Toplumsal cinsiyet eşitliğinin önemli olduğuna işaret eden Kav, kadınların eşit haklara sahip özneler olduğu anlatıldığı ve vurgulandığı sürece şiddetin ortaya çıkmaya cesaret bulamayacağı zeminin oluşacağını vurguladı.
Hazırladıkları şüpheli ölüm raporlarının aylık ve yıllık kamuoyuyla paylaşıldığını anlatan Kav, "Raporlarımıza göre, şüpheli ölüm oranı yükseliyor ve bu, çok tehlikeli bir şey. Şüpheli ölümlerin artışı, kanunsuzluk ortamı anlamına geliyor çünkü sonra çok zor kanıtlıyorsunuz cinayeti." dedi.
Kav, Aile ve Sosyal Politikalar Bakanlığı ile Hacettepe Üniversitesi Nüfus Etütleri Enstitüsünce hazırlanan ve en son 2015'te yayımlanan "Şiddet Tarama Araştırması"na değinerek, şunları kaydetti:
"Bu verilere göre, Türkiye'de fiziksel şiddete maruz kalan kadın oranı yüzde 36. Bu, çok önemli bir nüfus, milyonlarca kadın olduğu anlamına geliyor. Bölgelere göre biraz değişiyor. Cinsel şiddete maruz kalma oranı yüzde 12 ama bu, çok muamma çünkü çok zor dile gelen bir şiddet türü. Duygusal istismar yaşayan kadınlar yüzde 44.

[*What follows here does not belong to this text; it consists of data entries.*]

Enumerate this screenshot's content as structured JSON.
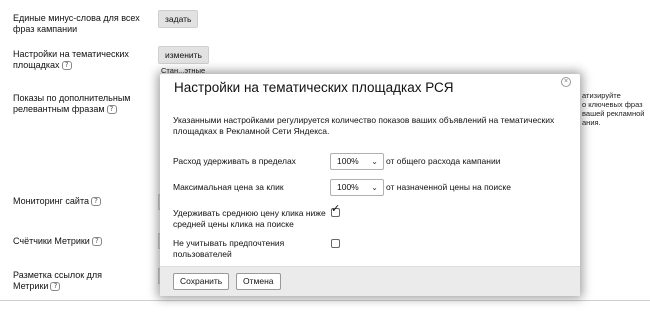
{
  "settings": {
    "negative_keywords": {
      "label_line1": "Единые минус-слова для всех",
      "label_line2": "фраз кампании",
      "button": "задать"
    },
    "thematic": {
      "label_line1": "Настройки на тематических",
      "label_line2": "площадках",
      "button": "изменить",
      "status_fragment": "Стан...этные"
    },
    "extra_phrases": {
      "label_line1": "Показы по дополнительным",
      "label_line2": "релевантным фразам"
    },
    "monitoring": {
      "label": "Мониторинг сайта"
    },
    "metrika_counters": {
      "label": "Счётчики Метрики"
    },
    "metrika_markup": {
      "label_line1": "Разметка ссылок для",
      "label_line2": "Метрики"
    }
  },
  "background_right_text": [
    "атизируйте",
    "о ключевых фраз",
    "вашей рекламной",
    "ания."
  ],
  "help_icon_glyph": "?",
  "modal": {
    "title": "Настройки на тематических площадках РСЯ",
    "close_glyph": "×",
    "description": "Указанными настройками регулируется количество показов ваших объявлений на тематических площадках в Рекламной Сети Яндекса.",
    "spend_limit": {
      "label": "Расход удерживать в пределах",
      "value": "100%",
      "suffix": "от общего расхода кампании"
    },
    "max_price": {
      "label": "Максимальная цена за клик",
      "value": "100%",
      "suffix": "от назначенной цены на поиске"
    },
    "keep_avg_price": {
      "label_line1": "Удерживать среднюю цену клика ниже",
      "label_line2": "средней цены клика на поиске",
      "checked": true
    },
    "ignore_prefs": {
      "label_line1": "Не учитывать предпочтения",
      "label_line2": "пользователей",
      "checked": false
    },
    "save_button": "Сохранить",
    "cancel_button": "Отмена"
  }
}
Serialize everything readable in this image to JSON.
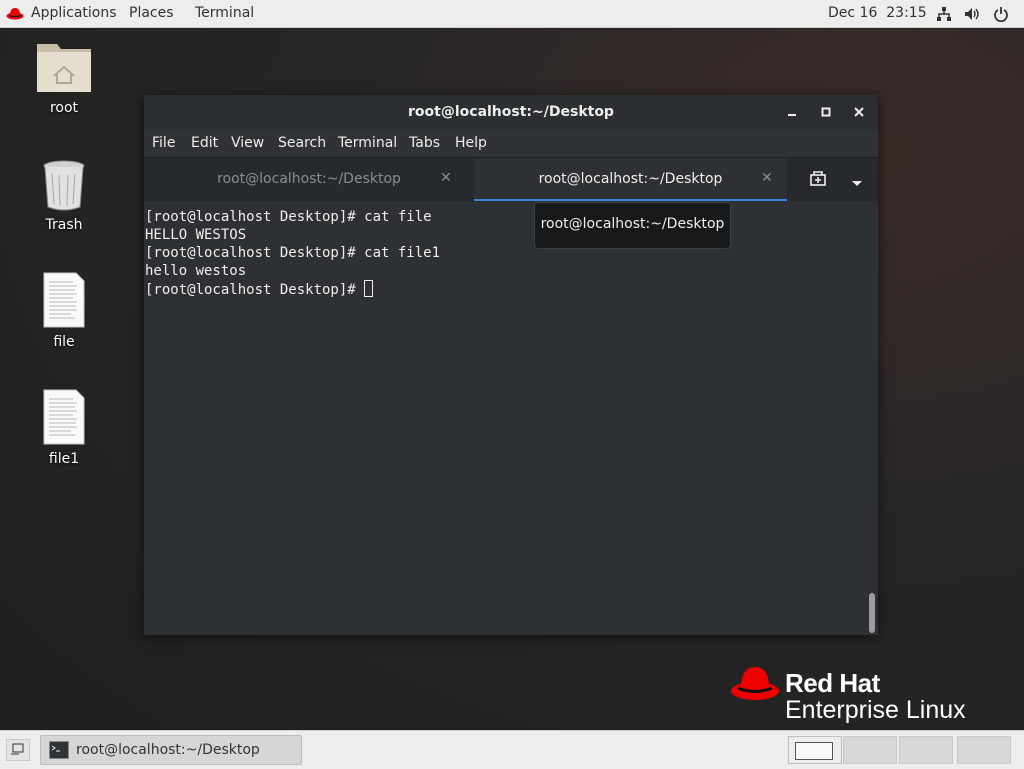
{
  "topbar": {
    "applications": "Applications",
    "places": "Places",
    "terminal": "Terminal",
    "clock": "Dec 16  23:15",
    "icons": [
      "network-icon",
      "volume-icon",
      "power-icon"
    ]
  },
  "desktop": {
    "icons": [
      {
        "label": "root",
        "icon": "home-folder-icon"
      },
      {
        "label": "Trash",
        "icon": "trash-icon"
      },
      {
        "label": "file",
        "icon": "text-file-icon"
      },
      {
        "label": "file1",
        "icon": "text-file-icon"
      }
    ]
  },
  "window": {
    "title": "root@localhost:~/Desktop",
    "menu": [
      "File",
      "Edit",
      "View",
      "Search",
      "Terminal",
      "Tabs",
      "Help"
    ],
    "tabs": [
      {
        "label": "root@localhost:~/Desktop",
        "active": false
      },
      {
        "label": "root@localhost:~/Desktop",
        "active": true
      }
    ],
    "tooltip": "root@localhost:~/Desktop",
    "lines": [
      "[root@localhost Desktop]# cat file",
      "HELLO WESTOS",
      "[root@localhost Desktop]# cat file1",
      "hello westos",
      "[root@localhost Desktop]# "
    ]
  },
  "brand": {
    "line1": "Red Hat",
    "line2": "Enterprise Linux",
    "color": "#ee0000"
  },
  "taskbar": {
    "task_label": "root@localhost:~/Desktop",
    "workspaces": 4,
    "active_workspace": 1
  }
}
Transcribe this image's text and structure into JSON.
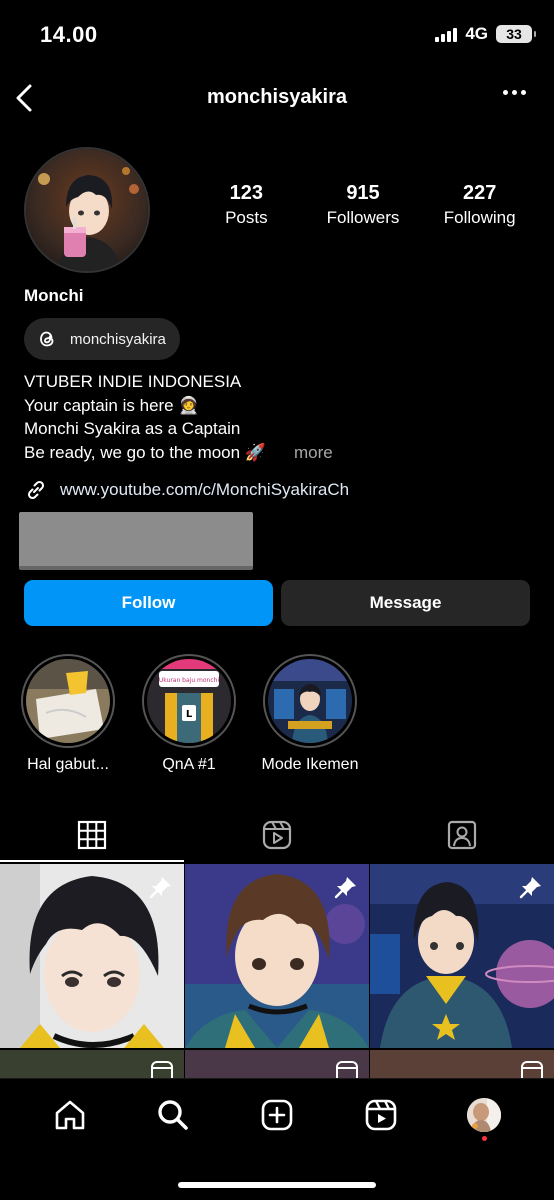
{
  "status_bar": {
    "time": "14.00",
    "network": "4G",
    "battery": "33"
  },
  "header": {
    "username": "monchisyakira"
  },
  "profile": {
    "display_name": "Monchi",
    "stats": [
      {
        "value": "123",
        "label": "Posts"
      },
      {
        "value": "915",
        "label": "Followers"
      },
      {
        "value": "227",
        "label": "Following"
      }
    ],
    "threads_handle": "monchisyakira",
    "bio": [
      "VTUBER INDIE INDONESIA",
      "Your captain is here 🧑‍🚀",
      "Monchi Syakira as a Captain",
      "Be ready, we go to the moon 🚀"
    ],
    "bio_more": "more",
    "link": "www.youtube.com/c/MonchiSyakiraCh"
  },
  "actions": {
    "follow": "Follow",
    "message": "Message"
  },
  "highlights": [
    {
      "label": "Hal gabut..."
    },
    {
      "label": "QnA #1"
    },
    {
      "label": "Mode Ikemen"
    }
  ],
  "highlight_content": {
    "qna_card_text": "Ukuran baju monchi",
    "qna_size": "L"
  },
  "tabs": [
    {
      "icon": "grid-icon"
    },
    {
      "icon": "reels-icon"
    },
    {
      "icon": "tagged-icon"
    }
  ],
  "posts": [
    {
      "pinned": true,
      "icon": "pin-icon"
    },
    {
      "pinned": true,
      "icon": "pin-icon"
    },
    {
      "pinned": true,
      "icon": "pin-icon"
    },
    {
      "icon": "reel-icon"
    },
    {
      "icon": "reel-icon"
    },
    {
      "icon": "reel-icon"
    }
  ],
  "bottom_nav": [
    {
      "icon": "home-icon"
    },
    {
      "icon": "search-icon"
    },
    {
      "icon": "create-icon"
    },
    {
      "icon": "reels-icon"
    },
    {
      "icon": "profile-avatar"
    }
  ],
  "colors": {
    "follow_button": "#0095f6",
    "message_button": "#262626",
    "notification_dot": "#ff3040"
  }
}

Ekonomik şiddet istismar davranışını yaşayan kadınlar da en az yüzde 30. Ben bunun da çok tartışmalı olduğunu düşünüyorum."
- "En temel hak, yaşam hakkı"
Koç Üniversitesi Hukuk Fakültesi Dekanı Prof. Dr. Bertil Emrah Oder de kadına yönelik şiddetin önlemesinde en etkili hak korumasını sağlayacak unsurun kamusal yükümlülük ve eylem olduğunu belirtti.
Şiddetle mücadelenin basamakları olduğuna dikkati çeken Oder, şunları söyledi:
"İlk basamak, şiddeti salt toplumsal veya bireysel bir konu olarak algılamamaktan geçiyor. Şiddet konusunun haklarla, hak düzeniyle yakından ilişkili olması, hem kamusal makamların hem de toplumsal bilincin içselleştirmesi, birinci önceliktir. Şiddet bakımından en temel hak, yaşam hakkı. Şiddet ilk aşamada, öldürülmeme hakkını ilgilendiren bir eylem biçimidir.
Buna eklemlenen işkence yasağı, kötü muamele yasağı, insan onuruna aykırı davranış yasağı gibi aslında kişinin vücut bütünlüğü ile yakından alakalı birtakım temel hak kategorileriyle ilintili bir ihlal biçimini de oluşturuyor."